С колкой дров у меня вообще ничего не получается. Колун никак не может попасть два раза в одно место. Трещин на полене много, а что толку — оно не разваливается. Но я не теряю надежды и с остервенением дубашу по полену. Промахиваюсь. Колун втыкается в землю у самой ноги. За спиной слышится девичий смех. Оглядываюсь.

У крыльца столовой стоят девушки в синих беретах со звездочками, в аккуратных сапожках. Видно, приехали на занятия: в руках тетради. Среди девушек и Лера.

Наши взгляды встречаются. Нет, я не обнаружил в них того насмешливого любопытства, которое искрилось в глазах ее подружек. Они задумчиво печальны. Черные крылья бровей недоуменно подняты кверху.

— Эй, солдатик, смотри не отруби себе чего-нибудь! — кричит одна из девиц.

— Может, помочь? — вторит ей другая.

Лера оборачивается к ним и что-то говорит вполголоса. Пальцы нервно крутят пуговицу на груди. Девчата примолкают, прячут глаза.

Я продолжаю стоять истуканом, чувствуя, как полыхает пожар на моем лице. Стыдно, очень стыдно перед Лерой и за свой арестантский вид, и за то, что я такой никчемный человек. Даже дрова колоть не умею.
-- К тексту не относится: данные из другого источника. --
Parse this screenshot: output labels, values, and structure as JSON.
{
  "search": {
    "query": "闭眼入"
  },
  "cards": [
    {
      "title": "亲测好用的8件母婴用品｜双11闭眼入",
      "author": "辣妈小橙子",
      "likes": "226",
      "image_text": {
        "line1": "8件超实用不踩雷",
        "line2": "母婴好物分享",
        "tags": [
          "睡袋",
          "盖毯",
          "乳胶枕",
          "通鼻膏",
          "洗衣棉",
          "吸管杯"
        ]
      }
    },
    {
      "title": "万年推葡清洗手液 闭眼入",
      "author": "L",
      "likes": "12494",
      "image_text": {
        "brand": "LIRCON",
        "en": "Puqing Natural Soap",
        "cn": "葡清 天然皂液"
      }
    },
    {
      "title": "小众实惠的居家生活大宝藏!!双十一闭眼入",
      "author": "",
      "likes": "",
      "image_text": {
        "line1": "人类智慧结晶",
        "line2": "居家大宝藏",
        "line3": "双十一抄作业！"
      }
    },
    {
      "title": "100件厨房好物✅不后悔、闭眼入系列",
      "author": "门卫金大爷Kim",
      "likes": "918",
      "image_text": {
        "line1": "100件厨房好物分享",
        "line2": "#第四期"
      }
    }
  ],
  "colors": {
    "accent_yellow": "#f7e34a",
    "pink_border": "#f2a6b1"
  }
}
Девушки строятся в колонну по две и уходят. Лера больше так и не повернулась в мою сторону. Меня охватывает злость на всех этих девчонок, позволяющих себе смеяться над кадровым солдатом. Жалею, что не сказал что-нибудь соленое в ответ, такое, какое умеет говорить Бордюжа, когда его задевают за живое.
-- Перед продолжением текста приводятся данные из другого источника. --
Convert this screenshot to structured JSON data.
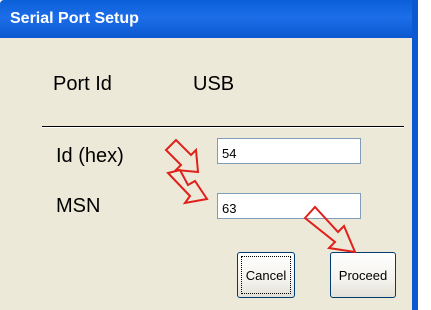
{
  "window": {
    "title": "Serial Port Setup"
  },
  "form": {
    "port_id_label": "Port Id",
    "port_id_value": "USB",
    "id_hex_label": "Id (hex)",
    "id_hex_value": "54",
    "msn_label": "MSN",
    "msn_value": "63"
  },
  "buttons": {
    "cancel_label": "Cancel",
    "proceed_label": "Proceed"
  },
  "colors": {
    "title_bar": "#0b58d0",
    "dialog_background": "#ece9d8",
    "annotation_arrow": "#e0201b"
  },
  "icons": [
    "arrow-annotation-icon",
    "arrow-annotation-icon",
    "arrow-annotation-icon"
  ]
}
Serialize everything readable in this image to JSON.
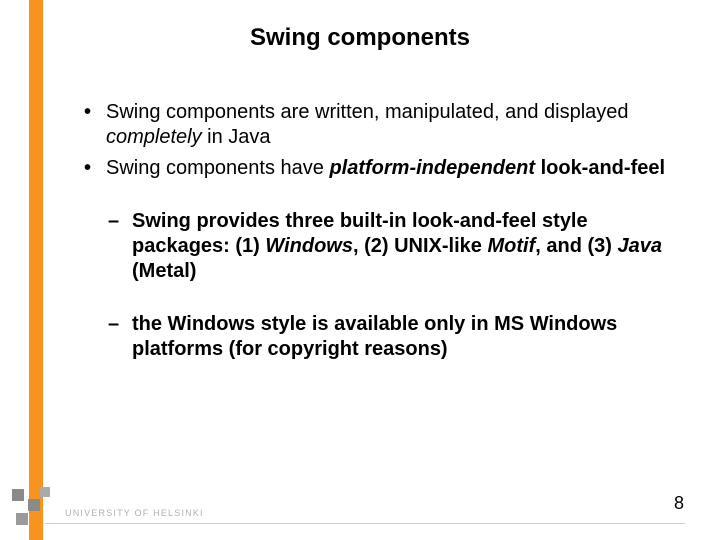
{
  "title": "Swing components",
  "bullets": {
    "b1": {
      "pre": "Swing components are written, manipulated, and displayed ",
      "em": "completely",
      "post": " in Java"
    },
    "b2": {
      "pre": "Swing components have ",
      "em": "platform-independent",
      "post": " look-and-feel"
    }
  },
  "sub": {
    "s1": {
      "t1": "Swing provides three built-in look-and-feel style packages: (1) ",
      "w": "Windows",
      "t2": ", (2) UNIX-like ",
      "m": "Motif",
      "t3": ", and (3) ",
      "j": "Java",
      "t4": " (Metal)"
    },
    "s2": "the Windows style is available only in MS Windows platforms (for copyright reasons)"
  },
  "footer": {
    "org": "UNIVERSITY OF HELSINKI",
    "page": "8"
  }
}
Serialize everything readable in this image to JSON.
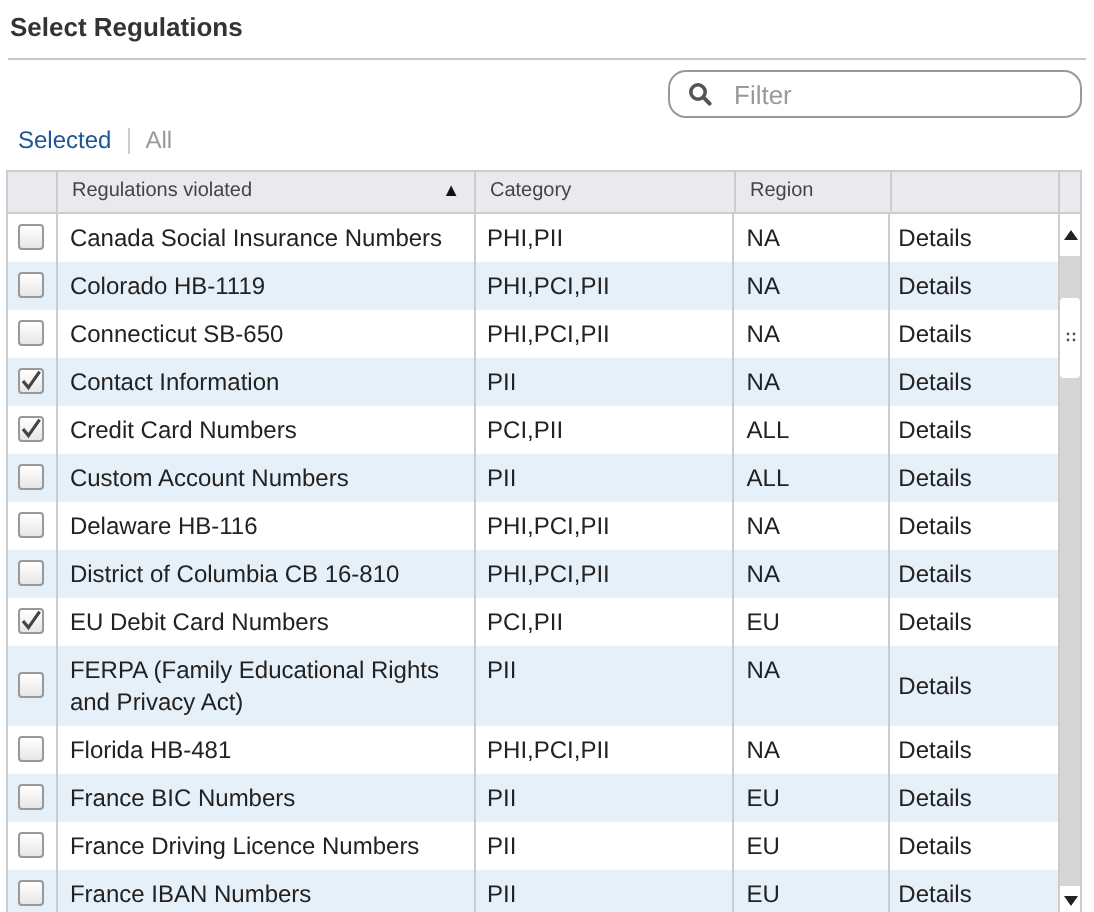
{
  "title": "Select Regulations",
  "filter": {
    "placeholder": "Filter"
  },
  "tabs": [
    {
      "label": "Selected",
      "selected": true
    },
    {
      "label": "All",
      "selected": false
    }
  ],
  "table": {
    "columns": [
      {
        "label": "Regulations violated",
        "sorted": true
      },
      {
        "label": "Category",
        "sorted": false
      },
      {
        "label": "Region",
        "sorted": false
      }
    ],
    "sort_indicator": "▲",
    "rows": [
      {
        "name": "Canada Social Insurance Numbers",
        "category": "PHI,PII",
        "region": "NA",
        "action": "Details",
        "checked": false
      },
      {
        "name": "Colorado HB-1119",
        "category": "PHI,PCI,PII",
        "region": "NA",
        "action": "Details",
        "checked": false
      },
      {
        "name": "Connecticut SB-650",
        "category": "PHI,PCI,PII",
        "region": "NA",
        "action": "Details",
        "checked": false
      },
      {
        "name": "Contact Information",
        "category": "PII",
        "region": "NA",
        "action": "Details",
        "checked": true
      },
      {
        "name": "Credit Card Numbers",
        "category": "PCI,PII",
        "region": "ALL",
        "action": "Details",
        "checked": true
      },
      {
        "name": "Custom Account Numbers",
        "category": "PII",
        "region": "ALL",
        "action": "Details",
        "checked": false
      },
      {
        "name": "Delaware HB-116",
        "category": "PHI,PCI,PII",
        "region": "NA",
        "action": "Details",
        "checked": false
      },
      {
        "name": "District of Columbia CB 16-810",
        "category": "PHI,PCI,PII",
        "region": "NA",
        "action": "Details",
        "checked": false
      },
      {
        "name": "EU Debit Card Numbers",
        "category": "PCI,PII",
        "region": "EU",
        "action": "Details",
        "checked": true
      },
      {
        "name": "FERPA (Family Educational Rights and Privacy Act)",
        "category": "PII",
        "region": "NA",
        "action": "Details",
        "checked": false
      },
      {
        "name": "Florida HB-481",
        "category": "PHI,PCI,PII",
        "region": "NA",
        "action": "Details",
        "checked": false
      },
      {
        "name": "France BIC Numbers",
        "category": "PII",
        "region": "EU",
        "action": "Details",
        "checked": false
      },
      {
        "name": "France Driving Licence Numbers",
        "category": "PII",
        "region": "EU",
        "action": "Details",
        "checked": false
      },
      {
        "name": "France IBAN Numbers",
        "category": "PII",
        "region": "EU",
        "action": "Details",
        "checked": false
      }
    ]
  }
}
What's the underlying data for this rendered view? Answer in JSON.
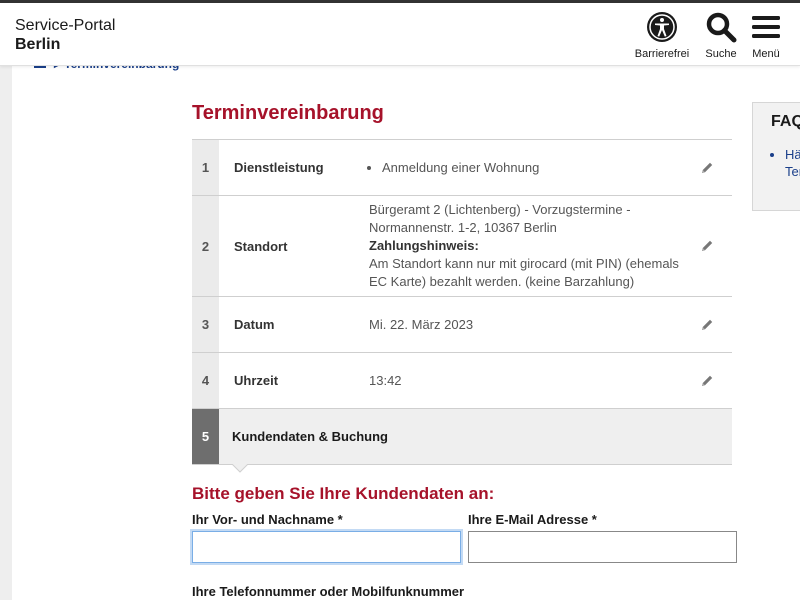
{
  "header": {
    "logo_line1": "Service-Portal",
    "logo_line2": "Berlin",
    "accessibility_label": "Barrierefrei",
    "search_label": "Suche",
    "menu_label": "Menü"
  },
  "breadcrumb": {
    "current": "Terminvereinbarung"
  },
  "page_title": "Terminvereinbarung",
  "steps": [
    {
      "num": "1",
      "label": "Dienstleistung",
      "value": "Anmeldung einer Wohnung"
    },
    {
      "num": "2",
      "label": "Standort",
      "value_line1": "Bürgeramt 2 (Lichtenberg) - Vorzugstermine -",
      "value_line2": "Normannenstr. 1-2, 10367 Berlin",
      "value_line3": "Zahlungshinweis:",
      "value_line4": "Am Standort kann nur mit girocard (mit PIN) (ehemals",
      "value_line5": "EC Karte) bezahlt werden. (keine Barzahlung)"
    },
    {
      "num": "3",
      "label": "Datum",
      "value": "Mi. 22. März 2023"
    },
    {
      "num": "4",
      "label": "Uhrzeit",
      "value": "13:42"
    },
    {
      "num": "5",
      "label": "Kundendaten & Buchung"
    }
  ],
  "form": {
    "heading": "Bitte geben Sie Ihre Kundendaten an:",
    "name_label": "Ihr Vor- und Nachname *",
    "name_value": "",
    "email_label": "Ihre E-Mail Adresse *",
    "email_value": "",
    "phone_label": "Ihre Telefonnummer oder Mobilfunknummer"
  },
  "faq": {
    "heading": "FAQ",
    "item1_line1": "Hä",
    "item1_line2": "Ter"
  },
  "colors": {
    "accent_red": "#a6122a",
    "link_blue": "#1a3f8a"
  }
}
После обеда нас опять ведут на работу — чистить солдатскую уборную. Вечером происходит смена караулов. Слышно, как на улице старый начальник караула докладывает новому а постах, о том, что за время его дежурства ничего существенного не произошло, если не считать того, что арестовано два солдата за рукоприкладство. Раздаются команды, лязгают карабины. Спустя некоторое время скрипит засов, и в камеру входит капитан Щербина. За ним старый начальник караула.

— Здесь только один, — говорит он. Встаю с чурбака, здороваюсь.

— Да, здесь один, — повторяет Щербина, не отвечая на приветствие и не глядя на меня. — Ну хорошо, пойдем дальше.

Никогда я еще не видел у него такого сурового непреклонного лица. Уходят, разговаривая о своем. А меня как и не существует. Для Щербины я сейчас арестованный, которого нужно стеречь. Как будто я могу убежать! И это мне горше всего сознавать, потому что наши отношения с капитаном постепенно стали выходить за рамки служебных. Я даже был у него в гостях.

А теперь Щербину словно подменили. Может, он знает обо мне такое, чего я о себе не знаю. Может, они в самом деле решили меня судить. Но за что? Что я сделал? Подумаешь, ударил товарища по щеке и ударил-то ладошкой, а не кулаком. Конечно, для них Мотыль не просто мой товарищ. Для них он прежде всего солдат. А драка среди военнослужащих — это преступление.

Страница пятидесятая

На другой день меня снова вызывает Саникидзе. На этот раз не расстегивает папку и не достает бумагу с казенным словом «дознание».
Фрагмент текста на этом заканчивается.